Read more on vulnerability exploitation: Time to Exploit Plummets as N-Day Flaws Dominate
Rapid7 claimed that there’s not been a transformation in threat actor “intent or sophistication,” but instead an acceleration of existing methods.
“AI is being used to scale reconnaissance, automate decision making and industrialize social engineering, compressing the time between exposure and exploitation,” it noted.
“Our findings show that the majority of successful intrusions still originate from known, preventable conditions: exposed services, weak identity controls and unpatched edge infrastructure. What has changed is how quickly those conditions are discovered and weaponized.”

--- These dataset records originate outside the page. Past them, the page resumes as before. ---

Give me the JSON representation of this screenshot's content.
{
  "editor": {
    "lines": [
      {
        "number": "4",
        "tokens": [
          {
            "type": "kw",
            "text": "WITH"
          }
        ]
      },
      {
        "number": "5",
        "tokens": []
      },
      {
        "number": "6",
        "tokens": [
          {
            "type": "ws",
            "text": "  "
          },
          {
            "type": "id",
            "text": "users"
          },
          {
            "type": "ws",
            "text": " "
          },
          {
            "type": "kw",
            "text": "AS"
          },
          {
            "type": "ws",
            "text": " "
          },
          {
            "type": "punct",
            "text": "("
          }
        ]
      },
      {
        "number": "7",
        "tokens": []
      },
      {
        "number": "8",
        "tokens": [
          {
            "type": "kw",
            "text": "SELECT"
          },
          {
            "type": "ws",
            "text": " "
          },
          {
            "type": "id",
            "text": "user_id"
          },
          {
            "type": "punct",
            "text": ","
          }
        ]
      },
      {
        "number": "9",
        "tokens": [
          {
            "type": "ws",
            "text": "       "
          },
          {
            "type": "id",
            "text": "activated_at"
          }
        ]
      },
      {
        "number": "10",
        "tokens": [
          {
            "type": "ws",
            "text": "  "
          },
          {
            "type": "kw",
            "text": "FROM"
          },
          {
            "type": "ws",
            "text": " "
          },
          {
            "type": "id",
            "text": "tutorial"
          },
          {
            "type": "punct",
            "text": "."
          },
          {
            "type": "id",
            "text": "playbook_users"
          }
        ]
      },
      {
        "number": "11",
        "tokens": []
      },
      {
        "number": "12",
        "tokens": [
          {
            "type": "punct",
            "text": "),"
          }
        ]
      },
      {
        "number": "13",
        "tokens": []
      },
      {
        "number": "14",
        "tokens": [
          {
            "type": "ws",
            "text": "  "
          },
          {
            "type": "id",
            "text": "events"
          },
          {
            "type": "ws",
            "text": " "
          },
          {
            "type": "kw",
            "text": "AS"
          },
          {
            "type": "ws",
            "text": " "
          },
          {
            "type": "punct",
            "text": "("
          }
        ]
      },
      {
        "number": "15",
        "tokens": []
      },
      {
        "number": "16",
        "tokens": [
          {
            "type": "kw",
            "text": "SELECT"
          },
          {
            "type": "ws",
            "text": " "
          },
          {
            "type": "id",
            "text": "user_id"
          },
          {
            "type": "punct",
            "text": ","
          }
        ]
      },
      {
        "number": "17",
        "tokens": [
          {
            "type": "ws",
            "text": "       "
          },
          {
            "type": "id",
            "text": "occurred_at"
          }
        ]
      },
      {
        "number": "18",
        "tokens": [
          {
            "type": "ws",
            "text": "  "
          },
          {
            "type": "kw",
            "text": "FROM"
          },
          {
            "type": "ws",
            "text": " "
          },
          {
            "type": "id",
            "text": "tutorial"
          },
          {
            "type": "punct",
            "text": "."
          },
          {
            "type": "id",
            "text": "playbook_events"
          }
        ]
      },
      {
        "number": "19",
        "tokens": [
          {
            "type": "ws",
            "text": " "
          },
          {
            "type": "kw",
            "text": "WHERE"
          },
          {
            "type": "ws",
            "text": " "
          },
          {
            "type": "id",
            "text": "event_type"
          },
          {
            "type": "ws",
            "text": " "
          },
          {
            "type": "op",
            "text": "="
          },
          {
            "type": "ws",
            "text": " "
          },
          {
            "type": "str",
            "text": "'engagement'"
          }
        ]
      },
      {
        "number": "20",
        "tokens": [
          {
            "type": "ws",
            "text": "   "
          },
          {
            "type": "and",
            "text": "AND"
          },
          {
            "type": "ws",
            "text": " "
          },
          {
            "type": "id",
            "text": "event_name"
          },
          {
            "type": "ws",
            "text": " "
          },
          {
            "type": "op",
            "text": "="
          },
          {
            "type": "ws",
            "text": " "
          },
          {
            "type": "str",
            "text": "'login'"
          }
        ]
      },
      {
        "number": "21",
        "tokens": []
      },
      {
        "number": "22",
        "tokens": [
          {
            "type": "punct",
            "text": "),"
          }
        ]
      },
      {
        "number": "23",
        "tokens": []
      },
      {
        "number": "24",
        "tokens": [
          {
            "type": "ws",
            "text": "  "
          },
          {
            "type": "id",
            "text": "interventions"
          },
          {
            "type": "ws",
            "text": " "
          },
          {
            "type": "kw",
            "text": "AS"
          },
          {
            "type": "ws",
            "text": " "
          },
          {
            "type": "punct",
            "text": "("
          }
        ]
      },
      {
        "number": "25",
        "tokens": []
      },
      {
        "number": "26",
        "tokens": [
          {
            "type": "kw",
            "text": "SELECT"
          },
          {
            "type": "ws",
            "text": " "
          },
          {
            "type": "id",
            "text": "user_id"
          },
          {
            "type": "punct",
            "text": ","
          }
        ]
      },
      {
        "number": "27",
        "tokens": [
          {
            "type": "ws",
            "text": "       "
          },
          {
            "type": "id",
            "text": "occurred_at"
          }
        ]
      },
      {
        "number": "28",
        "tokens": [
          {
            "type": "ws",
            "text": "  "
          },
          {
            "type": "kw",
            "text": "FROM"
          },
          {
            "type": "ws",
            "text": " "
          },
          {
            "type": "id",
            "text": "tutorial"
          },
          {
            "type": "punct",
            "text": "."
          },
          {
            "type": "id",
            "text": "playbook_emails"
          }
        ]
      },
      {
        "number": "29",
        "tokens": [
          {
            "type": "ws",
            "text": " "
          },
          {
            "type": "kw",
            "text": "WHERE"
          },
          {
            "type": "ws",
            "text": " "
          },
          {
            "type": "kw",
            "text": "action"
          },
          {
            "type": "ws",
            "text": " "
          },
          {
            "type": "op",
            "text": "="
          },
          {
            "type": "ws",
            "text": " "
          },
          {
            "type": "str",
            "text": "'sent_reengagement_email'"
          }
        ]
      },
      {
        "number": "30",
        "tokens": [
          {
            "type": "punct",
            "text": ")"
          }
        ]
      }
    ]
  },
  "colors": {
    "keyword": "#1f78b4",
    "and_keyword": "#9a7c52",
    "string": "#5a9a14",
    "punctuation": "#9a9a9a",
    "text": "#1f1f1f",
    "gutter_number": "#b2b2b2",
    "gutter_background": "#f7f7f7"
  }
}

Vulnerability Exploitation Has Surged
As well as the speed of exploitation, total volumes also increased last year as AI and automation helped threat actors identify CVEs and streamline attacks.
Confirmed exploitation of newly disclosed CVSS 7 to 10 vulnerabilities increased 105% year on year (YoY), from 71 in 2024 to 146 in 2025.
Most were either deserialization, authentication bypass or memory corruption vulnerabilities, the report claimed. In ransomware, these tended to appear in file transfer systems, edge appliances, and collaboration platforms.
Overall, vulnerability exploitation accounted for 25% of initial access in incident response incidents last year, with exposed services on 7%. However, the most common vector was “valid account / no MFA” (44%), highlighting the persistent challenge of identity-related threats.
Rapid7 argued that CISOs must respond with a greater focus on preventative measures that help to reduce the size of the attack surface.
“Pre-emptive security means reducing the conditions attackers rely on before exploitation occurs, detecting and responding with full environmental context, and prioritizing action based on material risk, not alert volume,” the report explained.
“Organizations that fail to adopt this approach face a widening asymmetry: as attacker velocity increases, reactive decision models become increasingly misaligned with how risk now materializes.”